In dit voorstel voor een Euratom-programma voor onderzoek en opleiding voor de periode 2021-2025 (hierna 'het programma' genoemd) verzoekt de Commissie de Raad zijn goedkeuring te hechten aan een vijfjarenprogramma 1 waarmee de belangrijkste onderzoeksactiviteiten van het huidige programma zullen worden voortgezet 2 , het onderzoek zal worden uitgebreid tot de toepassingen van ioniserende straling voor andere doeleinden dan de opwekking van elektriciteit alsmede verbeteringen op het gebied van onderwijs, opleiding en toegang tot de onderzoeksinfrastructuur zullen worden aangebracht. Het voorgestelde programma zal een aanvulling vormen op Horizon Europa, met gebruikmaking van dezelfde instrumenten en regels voor deelname. In het voorstel worden de begroting en een gemeenschappelijke reeks onderzoeksdoelstellingen voor zowel eigen acties 3 als acties onder contract 4 vastgelegd die in overeenstemming met de met de lidstaten overeengekomen werkprogramma's moeten worden uitgevoerd.

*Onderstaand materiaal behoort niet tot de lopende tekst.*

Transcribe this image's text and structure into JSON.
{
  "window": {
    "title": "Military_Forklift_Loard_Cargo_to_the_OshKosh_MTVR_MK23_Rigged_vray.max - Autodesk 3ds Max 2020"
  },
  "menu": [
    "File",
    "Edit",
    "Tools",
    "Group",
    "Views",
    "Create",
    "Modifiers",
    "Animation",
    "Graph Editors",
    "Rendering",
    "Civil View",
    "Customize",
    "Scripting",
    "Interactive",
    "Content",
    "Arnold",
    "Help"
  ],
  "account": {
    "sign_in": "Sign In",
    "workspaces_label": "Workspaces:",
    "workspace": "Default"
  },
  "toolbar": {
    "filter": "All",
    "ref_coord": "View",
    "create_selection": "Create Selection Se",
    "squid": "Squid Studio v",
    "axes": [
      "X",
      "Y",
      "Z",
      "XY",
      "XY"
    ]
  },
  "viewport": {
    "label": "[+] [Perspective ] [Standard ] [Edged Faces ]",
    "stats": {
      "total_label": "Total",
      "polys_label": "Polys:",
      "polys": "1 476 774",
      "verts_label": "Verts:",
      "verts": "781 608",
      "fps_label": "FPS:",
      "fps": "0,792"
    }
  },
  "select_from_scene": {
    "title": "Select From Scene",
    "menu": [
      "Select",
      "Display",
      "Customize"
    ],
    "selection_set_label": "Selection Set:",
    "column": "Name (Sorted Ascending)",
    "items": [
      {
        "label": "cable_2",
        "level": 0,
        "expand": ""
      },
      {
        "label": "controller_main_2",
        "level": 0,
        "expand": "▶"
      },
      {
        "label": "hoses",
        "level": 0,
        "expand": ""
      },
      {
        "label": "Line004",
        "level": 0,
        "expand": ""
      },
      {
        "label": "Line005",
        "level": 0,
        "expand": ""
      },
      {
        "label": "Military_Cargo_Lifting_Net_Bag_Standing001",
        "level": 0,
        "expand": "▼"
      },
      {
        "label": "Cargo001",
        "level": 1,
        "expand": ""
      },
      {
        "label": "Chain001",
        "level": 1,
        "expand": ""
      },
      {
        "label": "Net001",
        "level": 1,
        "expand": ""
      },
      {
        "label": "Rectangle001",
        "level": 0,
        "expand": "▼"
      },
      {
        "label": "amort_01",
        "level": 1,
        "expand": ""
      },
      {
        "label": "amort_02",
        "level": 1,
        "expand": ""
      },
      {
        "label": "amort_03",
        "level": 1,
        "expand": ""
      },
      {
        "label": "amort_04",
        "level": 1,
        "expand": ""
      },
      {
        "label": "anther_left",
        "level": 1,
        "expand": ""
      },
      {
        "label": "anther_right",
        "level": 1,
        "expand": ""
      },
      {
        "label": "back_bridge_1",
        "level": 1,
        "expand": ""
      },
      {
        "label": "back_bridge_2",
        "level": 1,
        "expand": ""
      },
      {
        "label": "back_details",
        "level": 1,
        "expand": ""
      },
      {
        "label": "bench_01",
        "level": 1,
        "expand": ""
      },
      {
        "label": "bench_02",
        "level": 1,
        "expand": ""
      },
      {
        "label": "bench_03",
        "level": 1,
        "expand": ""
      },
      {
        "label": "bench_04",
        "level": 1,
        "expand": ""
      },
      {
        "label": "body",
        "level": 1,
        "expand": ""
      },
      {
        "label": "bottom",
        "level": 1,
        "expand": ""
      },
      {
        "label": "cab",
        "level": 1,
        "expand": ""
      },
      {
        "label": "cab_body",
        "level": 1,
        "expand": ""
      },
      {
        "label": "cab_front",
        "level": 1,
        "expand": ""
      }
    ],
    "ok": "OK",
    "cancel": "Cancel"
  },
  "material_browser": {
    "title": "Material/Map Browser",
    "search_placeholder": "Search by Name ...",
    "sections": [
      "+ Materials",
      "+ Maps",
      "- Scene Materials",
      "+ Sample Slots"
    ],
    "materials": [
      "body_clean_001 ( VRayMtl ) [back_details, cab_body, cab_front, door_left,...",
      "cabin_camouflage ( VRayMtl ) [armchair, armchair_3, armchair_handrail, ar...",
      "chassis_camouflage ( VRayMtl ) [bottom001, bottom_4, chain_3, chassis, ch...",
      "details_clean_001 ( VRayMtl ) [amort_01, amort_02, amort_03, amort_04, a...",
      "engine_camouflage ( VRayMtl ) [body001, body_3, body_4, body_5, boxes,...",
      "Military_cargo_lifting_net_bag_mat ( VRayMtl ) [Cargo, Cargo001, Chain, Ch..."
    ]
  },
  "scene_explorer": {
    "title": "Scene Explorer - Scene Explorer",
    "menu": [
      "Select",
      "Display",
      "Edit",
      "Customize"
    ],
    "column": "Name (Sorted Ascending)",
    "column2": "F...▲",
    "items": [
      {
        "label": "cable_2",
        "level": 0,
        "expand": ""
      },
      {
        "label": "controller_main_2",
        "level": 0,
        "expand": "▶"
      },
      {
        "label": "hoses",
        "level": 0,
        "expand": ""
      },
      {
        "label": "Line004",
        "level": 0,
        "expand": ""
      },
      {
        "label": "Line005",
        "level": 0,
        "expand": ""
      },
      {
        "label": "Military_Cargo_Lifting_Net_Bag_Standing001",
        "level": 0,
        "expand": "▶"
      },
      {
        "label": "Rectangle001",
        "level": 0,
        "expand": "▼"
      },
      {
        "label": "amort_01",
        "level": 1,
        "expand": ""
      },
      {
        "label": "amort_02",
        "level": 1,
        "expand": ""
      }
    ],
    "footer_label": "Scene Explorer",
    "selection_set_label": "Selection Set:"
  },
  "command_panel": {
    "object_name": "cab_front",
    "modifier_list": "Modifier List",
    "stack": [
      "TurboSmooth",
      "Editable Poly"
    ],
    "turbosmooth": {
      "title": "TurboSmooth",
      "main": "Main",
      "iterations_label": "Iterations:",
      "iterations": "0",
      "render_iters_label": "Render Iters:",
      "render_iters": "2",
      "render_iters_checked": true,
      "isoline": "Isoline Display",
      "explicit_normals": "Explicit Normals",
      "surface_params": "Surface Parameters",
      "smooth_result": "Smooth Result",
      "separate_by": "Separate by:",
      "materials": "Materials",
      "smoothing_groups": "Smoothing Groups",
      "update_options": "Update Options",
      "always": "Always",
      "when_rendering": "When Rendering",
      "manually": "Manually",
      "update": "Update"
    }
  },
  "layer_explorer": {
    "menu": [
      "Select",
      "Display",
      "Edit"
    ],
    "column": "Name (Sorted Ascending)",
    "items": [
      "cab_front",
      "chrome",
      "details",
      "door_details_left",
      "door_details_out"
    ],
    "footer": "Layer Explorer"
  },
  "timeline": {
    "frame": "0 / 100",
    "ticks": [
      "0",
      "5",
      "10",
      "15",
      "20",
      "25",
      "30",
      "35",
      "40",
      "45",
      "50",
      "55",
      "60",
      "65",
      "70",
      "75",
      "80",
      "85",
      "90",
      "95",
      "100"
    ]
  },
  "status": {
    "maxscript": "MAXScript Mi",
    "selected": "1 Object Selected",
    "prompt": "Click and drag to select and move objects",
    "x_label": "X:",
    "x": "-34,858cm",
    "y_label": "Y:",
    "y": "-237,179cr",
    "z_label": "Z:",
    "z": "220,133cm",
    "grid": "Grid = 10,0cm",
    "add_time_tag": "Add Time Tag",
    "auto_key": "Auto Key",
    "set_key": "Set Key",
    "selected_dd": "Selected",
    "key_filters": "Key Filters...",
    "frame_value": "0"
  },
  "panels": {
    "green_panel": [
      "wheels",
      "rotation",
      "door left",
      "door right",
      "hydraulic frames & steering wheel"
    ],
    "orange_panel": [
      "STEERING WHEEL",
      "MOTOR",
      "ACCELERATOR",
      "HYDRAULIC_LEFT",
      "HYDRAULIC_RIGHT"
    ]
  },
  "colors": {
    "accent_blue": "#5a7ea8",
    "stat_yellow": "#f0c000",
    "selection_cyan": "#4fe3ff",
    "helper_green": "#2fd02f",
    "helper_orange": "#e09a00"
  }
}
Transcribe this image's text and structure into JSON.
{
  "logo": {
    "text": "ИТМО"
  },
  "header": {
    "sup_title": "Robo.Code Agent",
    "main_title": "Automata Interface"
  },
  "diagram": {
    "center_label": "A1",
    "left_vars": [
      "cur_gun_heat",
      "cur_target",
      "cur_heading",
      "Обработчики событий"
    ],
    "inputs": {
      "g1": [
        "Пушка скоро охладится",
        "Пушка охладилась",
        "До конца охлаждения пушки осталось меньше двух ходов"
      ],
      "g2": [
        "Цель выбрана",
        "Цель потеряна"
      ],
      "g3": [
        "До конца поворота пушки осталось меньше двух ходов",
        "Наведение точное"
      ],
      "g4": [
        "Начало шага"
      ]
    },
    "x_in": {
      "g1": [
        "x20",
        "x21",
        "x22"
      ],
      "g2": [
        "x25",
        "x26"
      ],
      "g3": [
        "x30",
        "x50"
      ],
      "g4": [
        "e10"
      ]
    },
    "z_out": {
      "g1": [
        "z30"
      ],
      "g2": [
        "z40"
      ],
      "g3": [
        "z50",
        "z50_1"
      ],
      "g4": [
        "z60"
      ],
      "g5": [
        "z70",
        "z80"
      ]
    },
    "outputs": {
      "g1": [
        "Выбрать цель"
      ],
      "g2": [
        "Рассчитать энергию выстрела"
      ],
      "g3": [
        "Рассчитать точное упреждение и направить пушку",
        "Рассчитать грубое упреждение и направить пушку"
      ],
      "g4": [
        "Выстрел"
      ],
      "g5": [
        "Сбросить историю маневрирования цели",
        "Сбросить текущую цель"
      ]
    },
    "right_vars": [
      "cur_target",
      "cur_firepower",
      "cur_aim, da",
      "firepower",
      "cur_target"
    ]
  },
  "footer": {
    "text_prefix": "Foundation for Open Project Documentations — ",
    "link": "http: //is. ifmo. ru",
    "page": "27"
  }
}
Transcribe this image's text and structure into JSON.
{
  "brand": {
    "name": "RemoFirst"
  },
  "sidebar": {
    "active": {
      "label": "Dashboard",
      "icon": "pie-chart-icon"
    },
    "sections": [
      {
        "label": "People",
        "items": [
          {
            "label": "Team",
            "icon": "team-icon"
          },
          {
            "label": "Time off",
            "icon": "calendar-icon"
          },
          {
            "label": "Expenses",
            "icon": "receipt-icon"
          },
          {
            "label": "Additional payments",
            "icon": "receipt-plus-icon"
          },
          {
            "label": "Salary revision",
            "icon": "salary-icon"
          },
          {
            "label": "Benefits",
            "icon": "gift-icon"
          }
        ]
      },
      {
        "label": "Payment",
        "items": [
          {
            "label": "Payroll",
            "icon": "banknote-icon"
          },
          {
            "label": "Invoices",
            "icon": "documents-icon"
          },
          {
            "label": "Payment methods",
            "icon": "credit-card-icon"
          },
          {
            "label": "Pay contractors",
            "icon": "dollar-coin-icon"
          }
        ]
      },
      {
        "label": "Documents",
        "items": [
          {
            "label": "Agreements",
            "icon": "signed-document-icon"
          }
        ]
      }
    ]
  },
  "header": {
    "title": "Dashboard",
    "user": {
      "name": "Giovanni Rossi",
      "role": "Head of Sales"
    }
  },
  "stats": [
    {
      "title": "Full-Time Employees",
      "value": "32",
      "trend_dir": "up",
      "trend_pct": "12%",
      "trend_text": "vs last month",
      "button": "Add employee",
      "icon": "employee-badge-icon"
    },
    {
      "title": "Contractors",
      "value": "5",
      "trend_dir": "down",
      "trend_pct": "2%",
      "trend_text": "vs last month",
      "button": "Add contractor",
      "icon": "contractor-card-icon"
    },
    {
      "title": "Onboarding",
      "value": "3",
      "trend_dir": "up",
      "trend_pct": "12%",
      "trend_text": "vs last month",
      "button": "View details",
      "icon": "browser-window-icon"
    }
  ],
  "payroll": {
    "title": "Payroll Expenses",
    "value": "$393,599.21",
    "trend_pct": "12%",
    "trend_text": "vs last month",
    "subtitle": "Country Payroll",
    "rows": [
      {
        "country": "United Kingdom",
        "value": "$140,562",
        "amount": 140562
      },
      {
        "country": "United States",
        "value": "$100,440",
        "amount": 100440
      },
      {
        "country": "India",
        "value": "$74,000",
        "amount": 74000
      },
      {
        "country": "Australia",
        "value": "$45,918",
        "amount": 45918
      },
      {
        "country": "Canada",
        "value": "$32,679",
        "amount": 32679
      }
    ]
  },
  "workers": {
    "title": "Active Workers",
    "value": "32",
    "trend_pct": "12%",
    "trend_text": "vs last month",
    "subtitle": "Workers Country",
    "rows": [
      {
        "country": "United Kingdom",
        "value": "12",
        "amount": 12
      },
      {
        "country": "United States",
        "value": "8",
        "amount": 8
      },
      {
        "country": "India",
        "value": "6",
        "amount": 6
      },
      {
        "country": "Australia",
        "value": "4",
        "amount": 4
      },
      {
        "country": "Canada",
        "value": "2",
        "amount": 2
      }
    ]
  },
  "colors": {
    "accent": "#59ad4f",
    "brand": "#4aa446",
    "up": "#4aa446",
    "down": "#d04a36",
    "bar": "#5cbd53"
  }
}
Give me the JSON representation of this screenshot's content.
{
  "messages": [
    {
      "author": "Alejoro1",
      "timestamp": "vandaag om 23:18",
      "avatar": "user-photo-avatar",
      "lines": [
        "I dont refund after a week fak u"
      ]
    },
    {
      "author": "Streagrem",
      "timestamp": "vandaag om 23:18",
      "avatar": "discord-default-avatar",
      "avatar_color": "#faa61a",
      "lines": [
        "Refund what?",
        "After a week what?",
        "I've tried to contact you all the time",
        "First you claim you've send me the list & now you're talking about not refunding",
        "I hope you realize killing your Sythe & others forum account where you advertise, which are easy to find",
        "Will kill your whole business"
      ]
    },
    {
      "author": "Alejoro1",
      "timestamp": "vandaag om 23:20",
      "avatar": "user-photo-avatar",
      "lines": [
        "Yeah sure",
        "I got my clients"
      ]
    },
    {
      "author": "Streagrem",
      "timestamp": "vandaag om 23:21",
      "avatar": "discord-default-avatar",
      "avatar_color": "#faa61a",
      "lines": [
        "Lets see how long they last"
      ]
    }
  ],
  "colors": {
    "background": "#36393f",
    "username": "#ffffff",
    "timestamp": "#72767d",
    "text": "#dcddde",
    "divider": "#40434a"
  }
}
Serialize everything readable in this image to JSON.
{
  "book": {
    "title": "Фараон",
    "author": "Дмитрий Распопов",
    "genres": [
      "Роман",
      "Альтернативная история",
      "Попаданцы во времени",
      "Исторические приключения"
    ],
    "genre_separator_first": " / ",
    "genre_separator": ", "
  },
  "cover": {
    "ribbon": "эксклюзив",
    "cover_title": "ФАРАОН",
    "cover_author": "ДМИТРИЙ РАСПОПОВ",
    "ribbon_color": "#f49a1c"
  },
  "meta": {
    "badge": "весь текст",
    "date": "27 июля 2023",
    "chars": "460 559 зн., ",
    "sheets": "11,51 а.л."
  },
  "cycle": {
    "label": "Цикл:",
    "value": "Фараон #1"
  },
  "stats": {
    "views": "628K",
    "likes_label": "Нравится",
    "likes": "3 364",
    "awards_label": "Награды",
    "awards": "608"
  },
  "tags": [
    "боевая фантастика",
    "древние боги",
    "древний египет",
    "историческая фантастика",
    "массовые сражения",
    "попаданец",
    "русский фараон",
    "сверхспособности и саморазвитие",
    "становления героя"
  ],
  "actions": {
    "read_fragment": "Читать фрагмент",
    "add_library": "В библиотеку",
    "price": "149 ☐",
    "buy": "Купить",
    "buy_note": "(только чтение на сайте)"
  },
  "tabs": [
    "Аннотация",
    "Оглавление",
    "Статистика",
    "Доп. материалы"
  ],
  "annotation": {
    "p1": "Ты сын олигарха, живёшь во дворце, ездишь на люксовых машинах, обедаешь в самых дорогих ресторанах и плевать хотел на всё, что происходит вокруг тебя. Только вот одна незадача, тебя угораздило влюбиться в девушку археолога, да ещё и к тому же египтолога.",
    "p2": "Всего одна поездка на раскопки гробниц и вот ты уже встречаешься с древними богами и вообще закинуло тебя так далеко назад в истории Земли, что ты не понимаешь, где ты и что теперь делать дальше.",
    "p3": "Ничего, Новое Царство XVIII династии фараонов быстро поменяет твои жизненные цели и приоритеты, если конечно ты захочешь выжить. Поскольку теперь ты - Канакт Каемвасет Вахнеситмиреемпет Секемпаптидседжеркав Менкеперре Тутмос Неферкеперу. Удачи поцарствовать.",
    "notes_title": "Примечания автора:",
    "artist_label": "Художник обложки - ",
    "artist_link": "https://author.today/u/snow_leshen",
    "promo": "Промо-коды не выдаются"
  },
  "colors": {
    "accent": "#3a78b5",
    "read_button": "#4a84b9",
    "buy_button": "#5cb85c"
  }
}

Het programma zal onderzoek naar stralingsbescherming in de context van zowel de opwekking van kernenergie als de toepassingen van ioniserende straling voor andere doeleinden dan de opwekking van elektriciteit ondersteunen. Laatstbedoeld onderzoek is bedoeld om de risico's van de blootstelling aan lage doses bij het gebruik van deze technologieën te verminderen. De medische sector heeft reeds van het onderzoek naar stralingsbescherming kunnen profiteren. Tevens zou dit onderzoek in aanzienlijke mate aan het algemeen belang ten goede kunnen komen in sectoren als industrie, landbouw, milieu en veiligheid. Een bepaling die horizontale activiteiten en synergieën met "Horizon Europa" mogelijk maakt, zal ook nuttig zijn voor verder onderzoek naar de toepassingen van straling voor andere doeleinden dan de opwekking van elektriciteit. Een van de doelstellingen van het programma is de nucleaire technologieën veiliger te maken door meer inzicht te krijgen in de veroudering van kernreactoren en door strategieën voor het beheer van ongevallen te verbeteren. Het programma zal eveneens het onderzoek op het gebied van het beoordelen en aantonen van de veiligheidsaspecten van toekomstige splijtingstechnologieën stimuleren voor zover dat noodzakelijk is om de expertise op het gebied van de nucleaire veiligheid in de Gemeenschap op peil te houden. Het snel toenemende gebruik van kernsplijtingstechnologieën wereldwijd maakt dit gebied van Euratom-onderzoek des te belangrijker. Het programma zal ook andere, even belangrijke taken omvatten: voortgang boeken wat mogelijke manieren voor het beheer en de berging van verbruikte splijtstof en radioactief afval betreft, en ondersteunen van de paraatheid voor noodsituaties waarbij straling vrijkomt.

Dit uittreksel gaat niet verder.